Plaintiff alleges that all Defendants were federal funding recipients, which is sufficient for providing notice of the claim against the Board of Ed, as well as Frazin and Ruyack in their official capacities. See Grzan, 104 F.3d at 119-20. However, it is impossible to hold Defendants Frazin and Ruyack liable under the act in their role as mere employees of a federal funding recipient, as they could only qualify for federal funds insofar as they were acting in their official capacity. Therefore, Rehabilitation Act claims against them in their individual capacities must be dismissed. Grzan, 104 F.3d 116 (affirming dismissal of § 504 claim against individual employee of recipient of federal funds).

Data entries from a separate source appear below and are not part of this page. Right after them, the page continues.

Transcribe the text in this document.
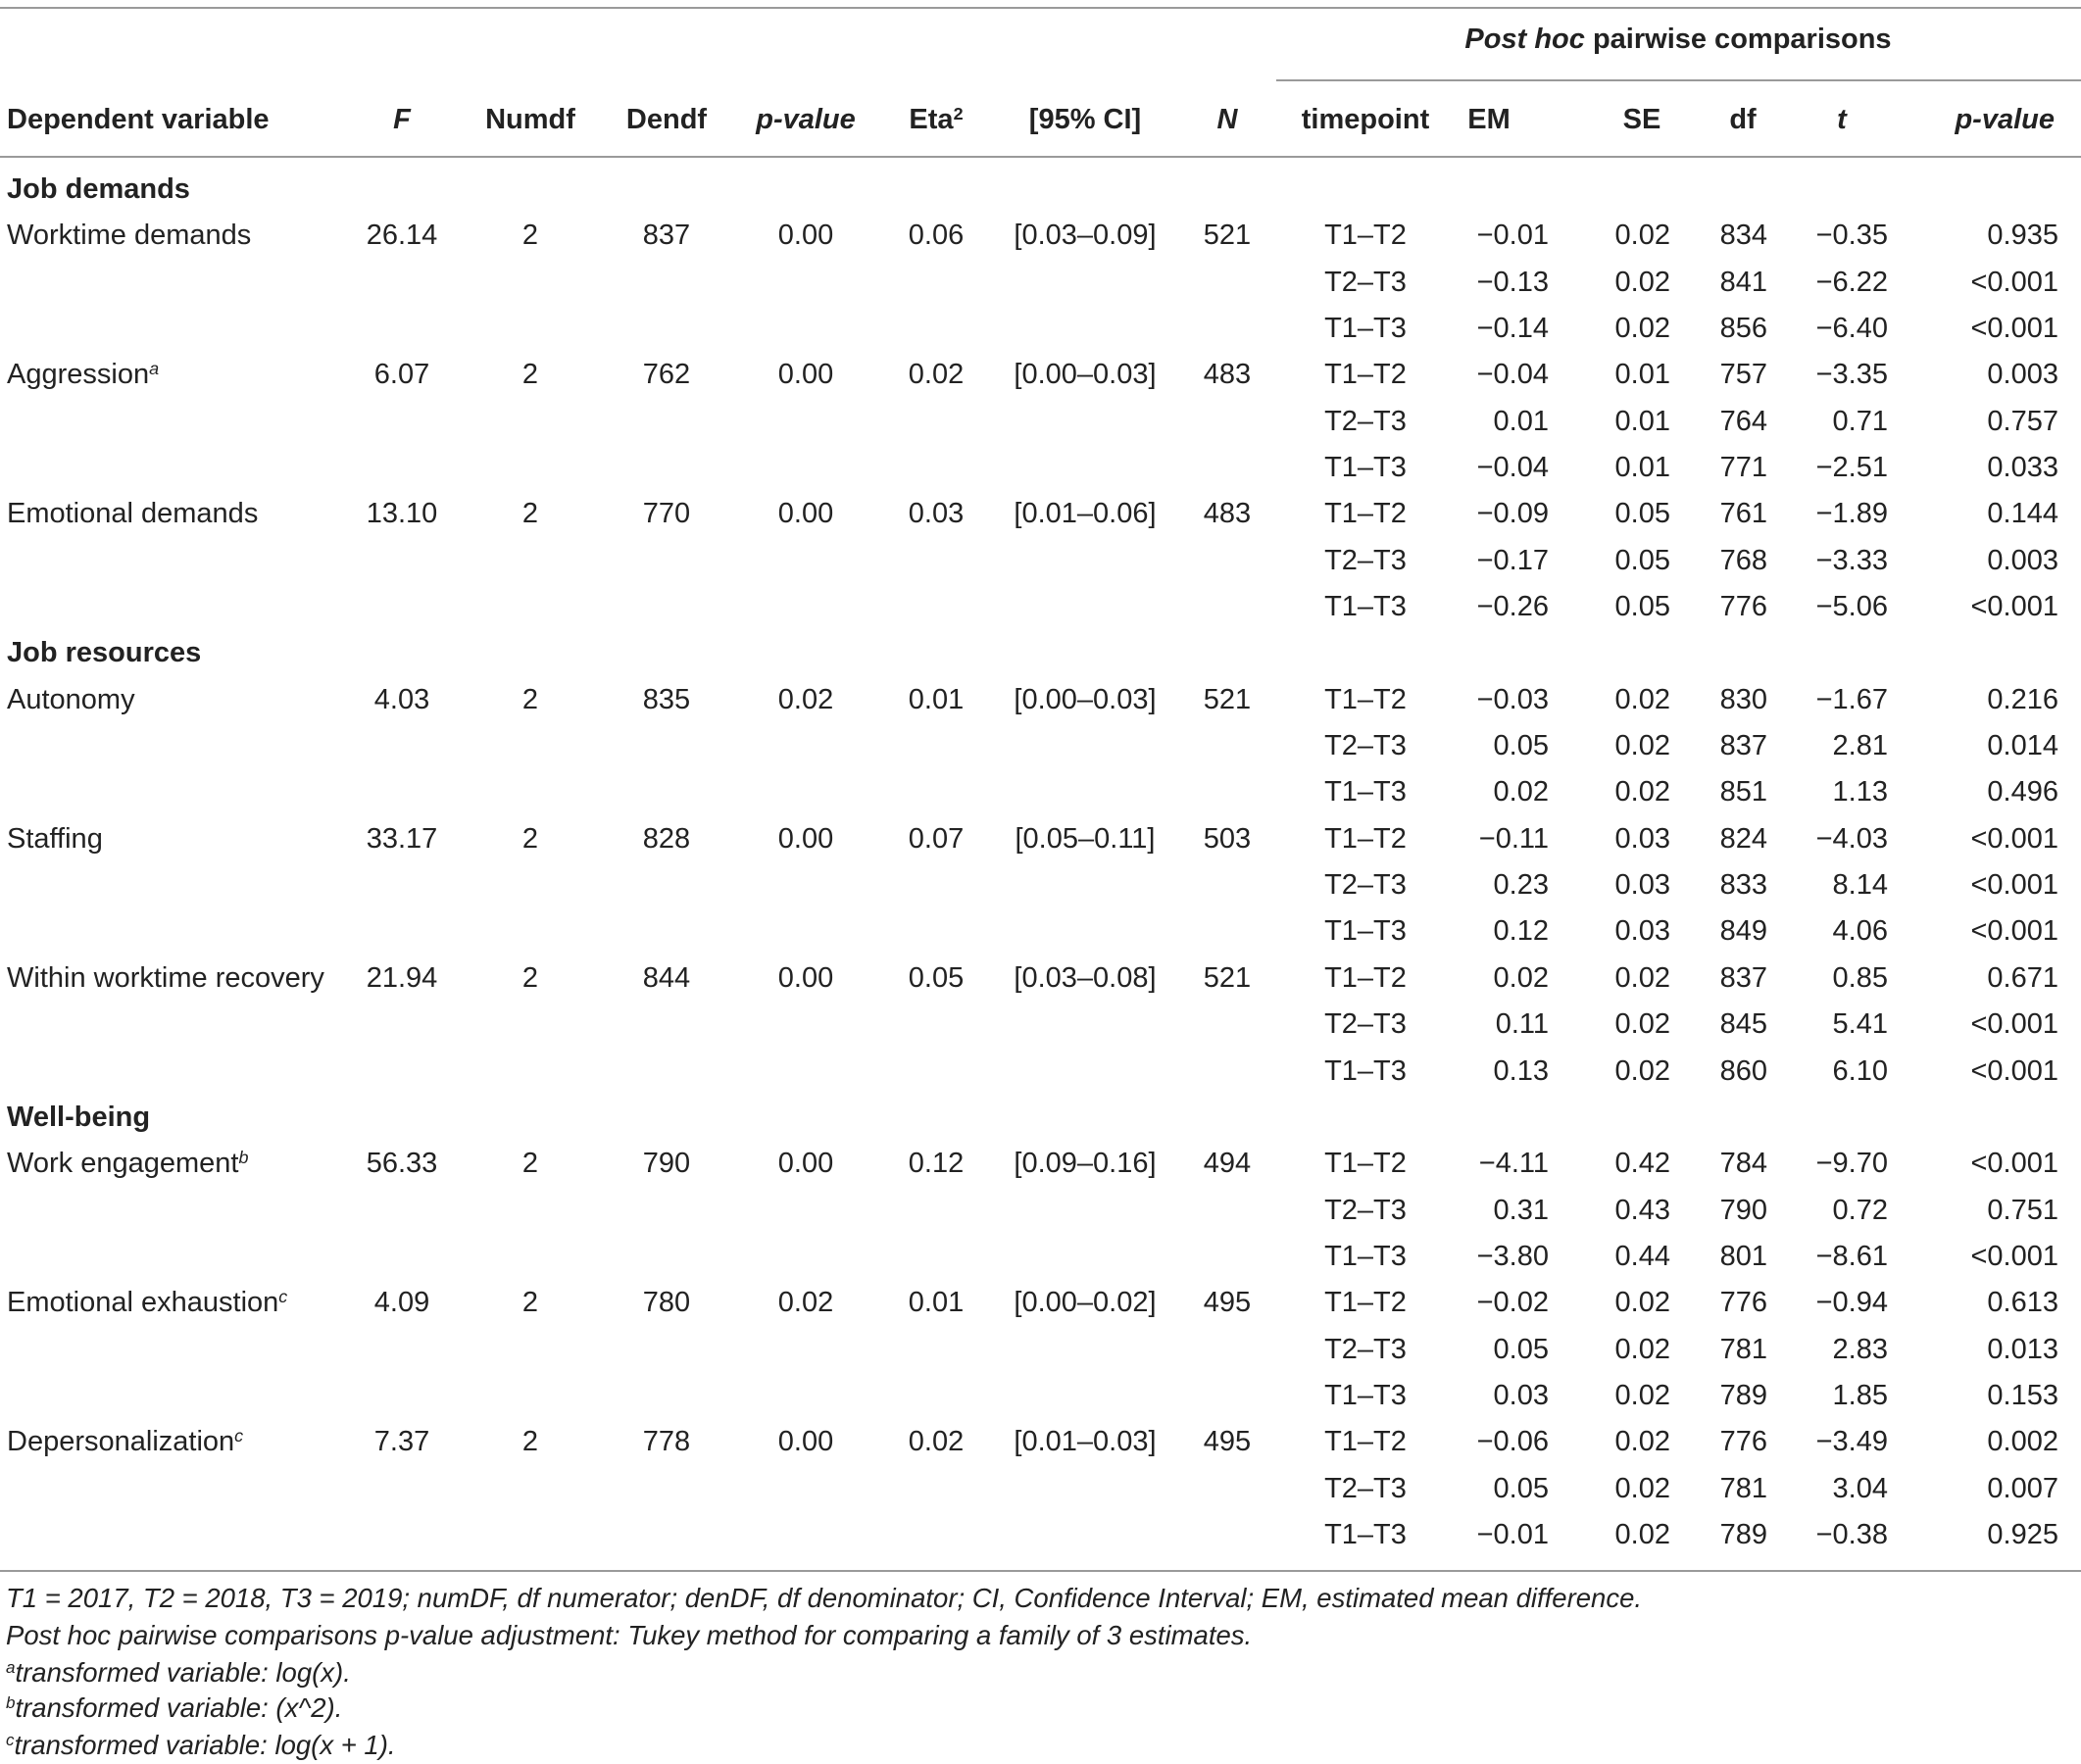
Post hoc pairwise comparisons
Dependent variable	F	Numdf	Dendf	p-value	Eta$^2$	[95% CI]	N	timepoint	EM	SE	df	t	p-value
Job demands
Worktime demands	26.14	2	837	0.00	0.06	[0.03–0.09]	521	T1–T2	−0.01	0.02	834	−0.35	0.935
T2–T3	−0.13	0.02	841	−6.22	<0.001
T1–T3	−0.14	0.02	856	−6.40	<0.001
Aggression$^a$	6.07	2	762	0.00	0.02	[0.00–0.03]	483	T1–T2	−0.04	0.01	757	−3.35	0.003
T2–T3	0.01	0.01	764	0.71	0.757
T1–T3	−0.04	0.01	771	−2.51	0.033
Emotional demands	13.10	2	770	0.00	0.03	[0.01–0.06]	483	T1–T2	−0.09	0.05	761	−1.89	0.144
T2–T3	−0.17	0.05	768	−3.33	0.003
T1–T3	−0.26	0.05	776	−5.06	<0.001
Job resources
Autonomy	4.03	2	835	0.02	0.01	[0.00–0.03]	521	T1–T2	−0.03	0.02	830	−1.67	0.216
T2–T3	0.05	0.02	837	2.81	0.014
T1–T3	0.02	0.02	851	1.13	0.496
Staffing	33.17	2	828	0.00	0.07	[0.05–0.11]	503	T1–T2	−0.11	0.03	824	−4.03	<0.001
T2–T3	0.23	0.03	833	8.14	<0.001
T1–T3	0.12	0.03	849	4.06	<0.001
Within worktime recovery	21.94	2	844	0.00	0.05	[0.03–0.08]	521	T1–T2	0.02	0.02	837	0.85	0.671
T2–T3	0.11	0.02	845	5.41	<0.001
T1–T3	0.13	0.02	860	6.10	<0.001
Well-being
Work engagement$^b$	56.33	2	790	0.00	0.12	[0.09–0.16]	494	T1–T2	−4.11	0.42	784	−9.70	<0.001
T2–T3	0.31	0.43	790	0.72	0.751
T1–T3	−3.80	0.44	801	−8.61	<0.001
Emotional exhaustion$^c$	4.09	2	780	0.02	0.01	[0.00–0.02]	495	T1–T2	−0.02	0.02	776	−0.94	0.613
T2–T3	0.05	0.02	781	2.83	0.013
T1–T3	0.03	0.02	789	1.85	0.153
Depersonalization$^c$	7.37	2	778	0.00	0.02	[0.01–0.03]	495	T1–T2	−0.06	0.02	776	−3.49	0.002
T2–T3	0.05	0.02	781	3.04	0.007
T1–T3	−0.01	0.02	789	−0.38	0.925
T1 = 2017, T2 = 2018, T3 = 2019; numDF, df numerator; denDF, df denominator; CI, Confidence Interval; EM, estimated mean difference.
Post hoc pairwise comparisons p-value adjustment: Tukey method for comparing a family of 3 estimates.
$^a$transformed variable: log(x).
$^b$transformed variable: (x^2).
$^c$transformed variable: log(x + 1).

Defendant maintains that Plaintiff should not be allowed to pursue either of her claims under the Rehabilitation Act because she has failed to exhaust administrative remedies as required under the law. Mot. to Dismiss Mem. at 9-10 (citing McGuinness v. U.S. Postal Serv., 744 F.2d 1318 (7th Cir. 1984)). This is in fact a requirement placed upon federal employees, see generally id., 42 U.S.C. § 2000e-16(a), (c), but the issue is not as clear for claims brought by non-federal employees under Section 504, Dertz v. City of Chicago, 912 F.Supp. 319, 324 (N.D. Ill. 1995). The Seventh Circuit has held that the Rehabilitation Act as a general rule does not require exhaustion of administrative remedies. Lloyd v. Regional Transp. Auth., 548 F.2d 1277, 1287 (7th Cir. 1977); see also Petersen v. Univ. of Wisconsin Bd. of Regents, 818 F.Supp. 1276, 1278-79 (W.D. Wis. 1993) ("There is no dispute that the Rehabilitation Act of 1973 does not require non-federal employees to exhaust administrative remedies prior to bringing a private right of action in federal court. Both the Rehabilitation Act of 1973 and Title VI of the Civil Rights Act provide only for termination of federal funding for violations of their provisions and do not explicitly address private suits."). However, the "extensiveness of state and federal regulations and attendant administrative remedies in the field of primary and secondary education" has been held to necessitate exhaustion of administrative actions before bringing a Section 504 claim within that area. Timms v. Met. Sch. Dist. of Wabash County, Indiana, 722 F.2d 1310, 1318 n. 5 (7th Cir. 1983) (distinguishing the general proposition that exhaustion is not required by the Rehabilitation Act, established in Lloyd v. Regional Transp. Auth., 548 F.2d 1277, 1287 (7th Cir. 1977), due to the availability of adequate remedies).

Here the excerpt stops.